Meine Seele dürstet, hechelt und verlangt nach dem lebendigen Gott. Ich möchte kommen und dein Angesicht sehen. PT
Ps 63,2 Gott, mein Gott bist du; nach dir suche ich. Es dürstet nach dir meine Seele, nach dir schmachtet mein Fleisch in einem dürren und erschöpften Land ohne Wasser.


1. Ich mag die Überschrift - „ein Schrei nach Erweckung“
Wie fühlst dich derzeit? David war an einem Ort, der hieß „dürr und erschöpft“ - geographisch aber auch ein innerer Zustand. Siehe dazu auch Ps 107,2-9

2. Ich mag die Bitten – leidenschaftlich vorgebracht
a. Mich verlangt es von dir zu trinken – von den Strömen der Freude (Behagen,Genuss,Vergnügens), die aus deiner Gegenwart fließen.
b. Mich verlangt nach mehr von dir!
c. Mich verlangt es zu kommen und dein Angesicht zu sehen

Was aber wenn du dich zwar am dürren Ort befindest, aber dir dieses Verlangen fehlt. So gut zu wissen, daß auch dies der Hl. Geist in dir schüren und vermehren kann. Er bewegt unsere Herzen, sodass wir Abba Vater rufen, (Gal 4,6) und auch anderes Schreien….

Mir gefällt was Bill J. Über den Zusammenhang von Disziplin und Leidenschaft über unser Gebetsleben schreibt, es gilt meines Erachtens für unsere gesamte Nachfolge.
„Leidenschaft ist die Frucht einer Begegnung mit Gott. Viele Christen disziplinieren sich grundlegende Praktiken des R.G. einzuhalten. Das Problem ist, dass sie sich disziplinieren, zu dem Einen zu beten (oder ihm zu dienen usw.), dem sie schon eine Weile nicht begegnet sind. Disziplin ist keineswegs etwas Negatives; sie ist ein wichtiger Faktor, wenn es darum geht die Leidenschaft aufrechtzuerhalten. Wenn jedoch keine Leidenschaft vorhanden ist, die wir aufrechterhalten können, müssen wir unbedingt eine Kehrtwendung machen.“

Leidenschaft befähigt uns , unseren Auftrag und das zu erfüllen, was Gott dir gesagt hat.

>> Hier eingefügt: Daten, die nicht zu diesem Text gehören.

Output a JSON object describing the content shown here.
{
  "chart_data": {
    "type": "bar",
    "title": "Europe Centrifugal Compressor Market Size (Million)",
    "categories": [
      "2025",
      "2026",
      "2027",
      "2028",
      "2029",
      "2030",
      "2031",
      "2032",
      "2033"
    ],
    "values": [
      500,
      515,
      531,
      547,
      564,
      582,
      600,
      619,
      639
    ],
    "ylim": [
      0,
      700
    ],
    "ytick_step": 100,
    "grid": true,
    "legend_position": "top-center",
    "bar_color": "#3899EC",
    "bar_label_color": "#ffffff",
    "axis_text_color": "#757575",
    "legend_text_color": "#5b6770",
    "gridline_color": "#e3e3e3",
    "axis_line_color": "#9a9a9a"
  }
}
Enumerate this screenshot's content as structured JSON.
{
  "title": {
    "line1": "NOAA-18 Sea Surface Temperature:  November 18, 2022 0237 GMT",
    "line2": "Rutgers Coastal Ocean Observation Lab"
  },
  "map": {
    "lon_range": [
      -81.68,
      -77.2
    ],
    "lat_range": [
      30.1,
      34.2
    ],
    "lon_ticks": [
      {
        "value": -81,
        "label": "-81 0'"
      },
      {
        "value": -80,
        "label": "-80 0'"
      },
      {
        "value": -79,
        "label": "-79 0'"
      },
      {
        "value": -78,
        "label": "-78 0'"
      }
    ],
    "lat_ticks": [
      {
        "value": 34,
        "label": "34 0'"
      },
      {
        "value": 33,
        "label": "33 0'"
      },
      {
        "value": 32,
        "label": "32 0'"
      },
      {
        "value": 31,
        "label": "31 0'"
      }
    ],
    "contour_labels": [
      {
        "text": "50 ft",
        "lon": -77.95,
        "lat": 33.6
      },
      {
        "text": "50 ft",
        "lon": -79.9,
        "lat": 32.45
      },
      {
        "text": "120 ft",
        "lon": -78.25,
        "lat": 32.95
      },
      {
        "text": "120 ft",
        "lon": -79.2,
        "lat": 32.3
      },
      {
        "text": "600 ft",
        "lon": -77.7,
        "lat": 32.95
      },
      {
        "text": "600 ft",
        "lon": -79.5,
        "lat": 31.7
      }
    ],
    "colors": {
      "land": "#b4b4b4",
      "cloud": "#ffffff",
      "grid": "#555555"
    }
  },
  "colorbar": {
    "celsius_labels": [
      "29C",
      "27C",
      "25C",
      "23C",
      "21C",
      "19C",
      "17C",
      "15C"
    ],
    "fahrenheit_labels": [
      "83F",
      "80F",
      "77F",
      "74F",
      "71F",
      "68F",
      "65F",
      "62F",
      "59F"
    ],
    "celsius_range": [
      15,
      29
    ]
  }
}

Wie ich es bereits an Pfingsten gepredigt habe. Die Jünger hatten zwar beständige Begegnungen mit Jesus gehabt und waren bevollmächtigt...aber an Pfingsten sollten sie eine neue göttliche Begegnung erfahren, die mit neuer Kraft einherging. Und die zweite folgte sogleich, als beim gemeinsamen Gebet die Erde bebte und sie neu erfüllt wurden...(Apg )

Diese Erfahrungen sind notwendig und unterschiedlich. Die Frage, was ist eine „biblische Begegnung“ ist problematisch. Die Begegnungen die Menschen in der Bibel gemacht haben (Bsp. Mose, Jesaja) sollen uns nicht die Regeln und die Art und Weise anzeigen, an die sich Gott nun halten muss, sondern sie offenbaren Gott, der sich in keine Box stecken läßt.
„ER ist größer als sein Buch und nicht darauf begrenzt, für uns auf exakt dieselbe Weise etwas zu tun, wie er es für jmd. Anderen getan hat. Er ist kreativ und offenbart jedes Mal das Wunder dessen, wer er ist.“ Bill J.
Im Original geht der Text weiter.